Fortunately, many companies and sectors are now recognising the benefits of neurodiverse hiring practices. Early-stage businesses in particular can hugely benefit from someone with ADHD. I’ve long considered myself a generalist, with a CV full of roles that seemingly have little to do with the previous, and that certainly comes from the way my thought process works. I have always prioritised learning new skills, difficult challenges and working in new areas over a traditional progression and pay increase career model. This will be the same of many with ADHD and other neurodiverse individuals. Benefits of ADHD can include (but aren’t limited to) having strong interpersonal skills, finding challenges and crisis invigorating and easier to handle, being able to ‘hyperfocus’, being able to ‘rapid fire’ multitask and having a naturally creative and non-linear thought process. As I’m sure many reading this will be able to see, these are all attributes that suit the trials and tribulations of early-stage businesses fantastically.

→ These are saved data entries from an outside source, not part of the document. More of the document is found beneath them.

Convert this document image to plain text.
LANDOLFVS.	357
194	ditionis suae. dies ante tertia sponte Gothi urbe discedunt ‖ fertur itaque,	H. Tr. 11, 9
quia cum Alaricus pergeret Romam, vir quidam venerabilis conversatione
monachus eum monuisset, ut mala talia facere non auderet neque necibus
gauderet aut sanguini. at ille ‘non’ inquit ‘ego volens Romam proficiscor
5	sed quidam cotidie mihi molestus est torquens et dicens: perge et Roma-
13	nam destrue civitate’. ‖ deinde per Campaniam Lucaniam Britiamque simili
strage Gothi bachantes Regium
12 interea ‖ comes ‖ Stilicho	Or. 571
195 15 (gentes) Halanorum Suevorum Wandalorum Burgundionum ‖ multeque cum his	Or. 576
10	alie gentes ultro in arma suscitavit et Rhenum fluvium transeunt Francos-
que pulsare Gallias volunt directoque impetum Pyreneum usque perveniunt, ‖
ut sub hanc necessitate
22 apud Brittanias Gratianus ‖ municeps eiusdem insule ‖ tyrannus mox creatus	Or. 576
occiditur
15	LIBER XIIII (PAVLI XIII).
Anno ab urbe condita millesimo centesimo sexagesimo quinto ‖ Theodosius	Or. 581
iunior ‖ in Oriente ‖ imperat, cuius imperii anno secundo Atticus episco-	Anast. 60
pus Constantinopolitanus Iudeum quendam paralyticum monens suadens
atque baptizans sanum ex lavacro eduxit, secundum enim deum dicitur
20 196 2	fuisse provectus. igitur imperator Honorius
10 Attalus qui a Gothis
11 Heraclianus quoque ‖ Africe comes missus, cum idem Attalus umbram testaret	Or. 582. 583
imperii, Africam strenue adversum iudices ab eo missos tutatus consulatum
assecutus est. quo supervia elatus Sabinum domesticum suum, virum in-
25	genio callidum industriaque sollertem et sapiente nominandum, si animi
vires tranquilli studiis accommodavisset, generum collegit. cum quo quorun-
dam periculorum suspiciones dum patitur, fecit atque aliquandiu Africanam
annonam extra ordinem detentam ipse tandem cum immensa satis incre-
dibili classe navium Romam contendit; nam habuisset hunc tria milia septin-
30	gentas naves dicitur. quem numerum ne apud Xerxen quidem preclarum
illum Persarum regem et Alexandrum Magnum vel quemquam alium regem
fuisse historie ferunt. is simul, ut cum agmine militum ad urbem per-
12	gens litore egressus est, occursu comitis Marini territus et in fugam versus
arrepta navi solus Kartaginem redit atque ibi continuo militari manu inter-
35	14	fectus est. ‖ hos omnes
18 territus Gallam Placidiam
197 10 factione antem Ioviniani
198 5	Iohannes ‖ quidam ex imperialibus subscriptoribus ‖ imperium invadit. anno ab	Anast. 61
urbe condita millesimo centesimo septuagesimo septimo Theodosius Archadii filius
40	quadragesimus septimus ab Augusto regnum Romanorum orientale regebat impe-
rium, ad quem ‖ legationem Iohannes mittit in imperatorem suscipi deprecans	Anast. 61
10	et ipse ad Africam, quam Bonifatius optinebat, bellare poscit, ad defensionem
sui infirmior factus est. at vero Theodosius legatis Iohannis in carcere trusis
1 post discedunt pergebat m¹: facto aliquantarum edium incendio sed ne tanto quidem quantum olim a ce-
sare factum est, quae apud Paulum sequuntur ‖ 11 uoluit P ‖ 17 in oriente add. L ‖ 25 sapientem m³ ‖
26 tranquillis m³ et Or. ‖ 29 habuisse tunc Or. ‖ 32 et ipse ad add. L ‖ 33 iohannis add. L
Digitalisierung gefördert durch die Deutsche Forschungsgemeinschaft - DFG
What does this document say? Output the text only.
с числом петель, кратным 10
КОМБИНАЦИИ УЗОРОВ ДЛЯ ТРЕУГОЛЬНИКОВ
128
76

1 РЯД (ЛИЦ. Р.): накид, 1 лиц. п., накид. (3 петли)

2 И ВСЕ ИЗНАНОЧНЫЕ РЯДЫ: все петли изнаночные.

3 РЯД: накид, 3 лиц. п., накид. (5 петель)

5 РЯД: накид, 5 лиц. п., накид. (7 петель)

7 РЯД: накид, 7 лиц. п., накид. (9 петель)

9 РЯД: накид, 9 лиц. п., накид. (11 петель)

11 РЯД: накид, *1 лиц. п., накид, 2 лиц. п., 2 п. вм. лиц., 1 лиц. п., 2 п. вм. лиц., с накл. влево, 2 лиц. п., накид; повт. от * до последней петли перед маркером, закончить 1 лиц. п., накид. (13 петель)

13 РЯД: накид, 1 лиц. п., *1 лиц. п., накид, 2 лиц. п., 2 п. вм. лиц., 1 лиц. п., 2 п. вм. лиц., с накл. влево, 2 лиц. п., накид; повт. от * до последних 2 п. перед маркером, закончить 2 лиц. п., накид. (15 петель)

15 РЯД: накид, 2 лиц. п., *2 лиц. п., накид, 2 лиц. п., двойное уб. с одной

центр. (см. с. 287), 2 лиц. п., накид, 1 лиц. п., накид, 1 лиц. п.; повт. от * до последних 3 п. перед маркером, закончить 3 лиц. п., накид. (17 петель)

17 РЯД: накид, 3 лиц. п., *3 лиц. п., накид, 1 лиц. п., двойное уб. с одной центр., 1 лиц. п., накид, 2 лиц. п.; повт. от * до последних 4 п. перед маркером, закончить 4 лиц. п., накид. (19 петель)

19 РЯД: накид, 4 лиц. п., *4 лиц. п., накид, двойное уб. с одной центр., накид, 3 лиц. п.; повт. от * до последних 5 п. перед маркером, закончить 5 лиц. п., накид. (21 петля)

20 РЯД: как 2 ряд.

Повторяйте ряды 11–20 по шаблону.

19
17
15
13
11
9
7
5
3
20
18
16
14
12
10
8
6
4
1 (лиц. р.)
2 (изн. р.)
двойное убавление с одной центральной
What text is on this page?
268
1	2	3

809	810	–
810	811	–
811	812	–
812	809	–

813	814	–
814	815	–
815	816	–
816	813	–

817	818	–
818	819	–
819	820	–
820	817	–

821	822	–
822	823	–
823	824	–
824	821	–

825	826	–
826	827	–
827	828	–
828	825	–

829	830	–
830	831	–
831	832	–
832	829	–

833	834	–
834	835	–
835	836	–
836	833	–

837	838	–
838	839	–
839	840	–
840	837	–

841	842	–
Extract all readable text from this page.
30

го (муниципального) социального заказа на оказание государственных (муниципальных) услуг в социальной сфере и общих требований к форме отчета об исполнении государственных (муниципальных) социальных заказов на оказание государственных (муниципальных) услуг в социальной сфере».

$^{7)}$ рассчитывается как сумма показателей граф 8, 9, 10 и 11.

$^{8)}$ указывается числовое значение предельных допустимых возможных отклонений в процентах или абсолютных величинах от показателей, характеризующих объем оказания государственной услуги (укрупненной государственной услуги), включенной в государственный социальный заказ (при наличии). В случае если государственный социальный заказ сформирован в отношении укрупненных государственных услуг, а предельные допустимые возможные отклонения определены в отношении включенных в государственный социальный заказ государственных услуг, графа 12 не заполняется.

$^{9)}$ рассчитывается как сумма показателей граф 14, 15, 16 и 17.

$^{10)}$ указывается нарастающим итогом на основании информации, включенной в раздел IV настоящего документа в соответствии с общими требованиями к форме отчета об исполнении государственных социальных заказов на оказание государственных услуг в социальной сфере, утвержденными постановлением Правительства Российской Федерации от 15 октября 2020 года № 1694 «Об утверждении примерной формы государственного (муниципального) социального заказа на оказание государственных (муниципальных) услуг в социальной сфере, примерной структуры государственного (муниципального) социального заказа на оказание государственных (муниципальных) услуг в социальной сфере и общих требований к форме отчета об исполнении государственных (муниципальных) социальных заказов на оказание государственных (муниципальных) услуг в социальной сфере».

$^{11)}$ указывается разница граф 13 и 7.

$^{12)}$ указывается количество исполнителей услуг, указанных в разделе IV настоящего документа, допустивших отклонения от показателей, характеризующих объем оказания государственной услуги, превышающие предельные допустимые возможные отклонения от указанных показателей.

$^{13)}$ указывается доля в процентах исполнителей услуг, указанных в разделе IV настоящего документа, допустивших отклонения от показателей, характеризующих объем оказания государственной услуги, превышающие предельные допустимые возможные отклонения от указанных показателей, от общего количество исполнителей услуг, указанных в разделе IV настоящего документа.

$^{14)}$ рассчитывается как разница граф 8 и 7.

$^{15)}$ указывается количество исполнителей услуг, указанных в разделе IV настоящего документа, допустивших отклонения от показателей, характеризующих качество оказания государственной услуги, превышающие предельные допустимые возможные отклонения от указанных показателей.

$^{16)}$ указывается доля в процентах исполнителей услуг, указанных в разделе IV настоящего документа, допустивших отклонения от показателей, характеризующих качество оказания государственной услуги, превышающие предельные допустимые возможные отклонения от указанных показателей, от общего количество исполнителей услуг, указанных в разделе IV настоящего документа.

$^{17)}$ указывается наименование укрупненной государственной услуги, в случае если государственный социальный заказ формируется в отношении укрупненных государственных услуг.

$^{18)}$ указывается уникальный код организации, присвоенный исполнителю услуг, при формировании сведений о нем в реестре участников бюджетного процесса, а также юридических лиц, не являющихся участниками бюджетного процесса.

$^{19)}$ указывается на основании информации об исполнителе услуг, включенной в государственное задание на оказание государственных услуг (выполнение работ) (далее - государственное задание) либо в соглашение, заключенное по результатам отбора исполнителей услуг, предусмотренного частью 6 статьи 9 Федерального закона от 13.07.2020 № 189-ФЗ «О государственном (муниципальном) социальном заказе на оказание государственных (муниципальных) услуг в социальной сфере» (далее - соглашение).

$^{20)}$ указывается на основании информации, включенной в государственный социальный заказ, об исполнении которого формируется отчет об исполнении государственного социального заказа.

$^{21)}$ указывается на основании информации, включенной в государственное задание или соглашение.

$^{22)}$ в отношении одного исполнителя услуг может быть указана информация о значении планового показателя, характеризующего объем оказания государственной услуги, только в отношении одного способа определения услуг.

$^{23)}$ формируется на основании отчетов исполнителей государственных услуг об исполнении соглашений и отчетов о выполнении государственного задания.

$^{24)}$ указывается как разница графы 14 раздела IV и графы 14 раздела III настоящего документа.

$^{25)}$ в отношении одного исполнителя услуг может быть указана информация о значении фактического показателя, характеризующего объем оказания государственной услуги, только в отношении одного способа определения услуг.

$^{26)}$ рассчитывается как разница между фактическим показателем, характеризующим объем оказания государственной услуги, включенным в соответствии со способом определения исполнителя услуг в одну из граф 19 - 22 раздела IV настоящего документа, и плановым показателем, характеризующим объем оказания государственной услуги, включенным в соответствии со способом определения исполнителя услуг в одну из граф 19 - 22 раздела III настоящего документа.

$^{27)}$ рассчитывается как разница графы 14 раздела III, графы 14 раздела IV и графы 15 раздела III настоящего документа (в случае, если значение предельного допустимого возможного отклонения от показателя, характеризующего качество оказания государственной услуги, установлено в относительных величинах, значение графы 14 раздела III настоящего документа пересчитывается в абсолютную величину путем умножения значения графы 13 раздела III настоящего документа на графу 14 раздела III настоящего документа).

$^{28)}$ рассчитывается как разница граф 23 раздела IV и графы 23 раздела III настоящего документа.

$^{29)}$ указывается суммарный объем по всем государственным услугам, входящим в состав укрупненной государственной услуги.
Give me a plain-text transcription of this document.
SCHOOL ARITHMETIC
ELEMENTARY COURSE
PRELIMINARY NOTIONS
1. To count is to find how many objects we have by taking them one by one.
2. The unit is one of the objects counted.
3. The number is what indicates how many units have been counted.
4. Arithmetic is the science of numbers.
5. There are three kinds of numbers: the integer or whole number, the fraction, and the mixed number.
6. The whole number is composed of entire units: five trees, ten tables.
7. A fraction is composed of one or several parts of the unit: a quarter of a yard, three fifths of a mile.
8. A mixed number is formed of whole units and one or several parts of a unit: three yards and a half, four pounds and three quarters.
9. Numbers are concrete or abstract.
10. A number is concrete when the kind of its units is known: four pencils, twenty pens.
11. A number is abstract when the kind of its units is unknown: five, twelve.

Whether it’s finding your strengths as a founder or within a broader team, we at SETsquared Bristol are here to support our startup members in that journey. If you’d like to find out more either about my experience in the workplace or about our work here at SETsquared, please don’t hesitate to reach out. If you’d like to apply for membership then you can find our application form here.

*I’ll note here that I appreciate that there are differences in the acceptance of certain terminology, ‘neurodiverse vs neurotypical’ for example, however I’ll be using what I feel most comfortable with when referring to myself.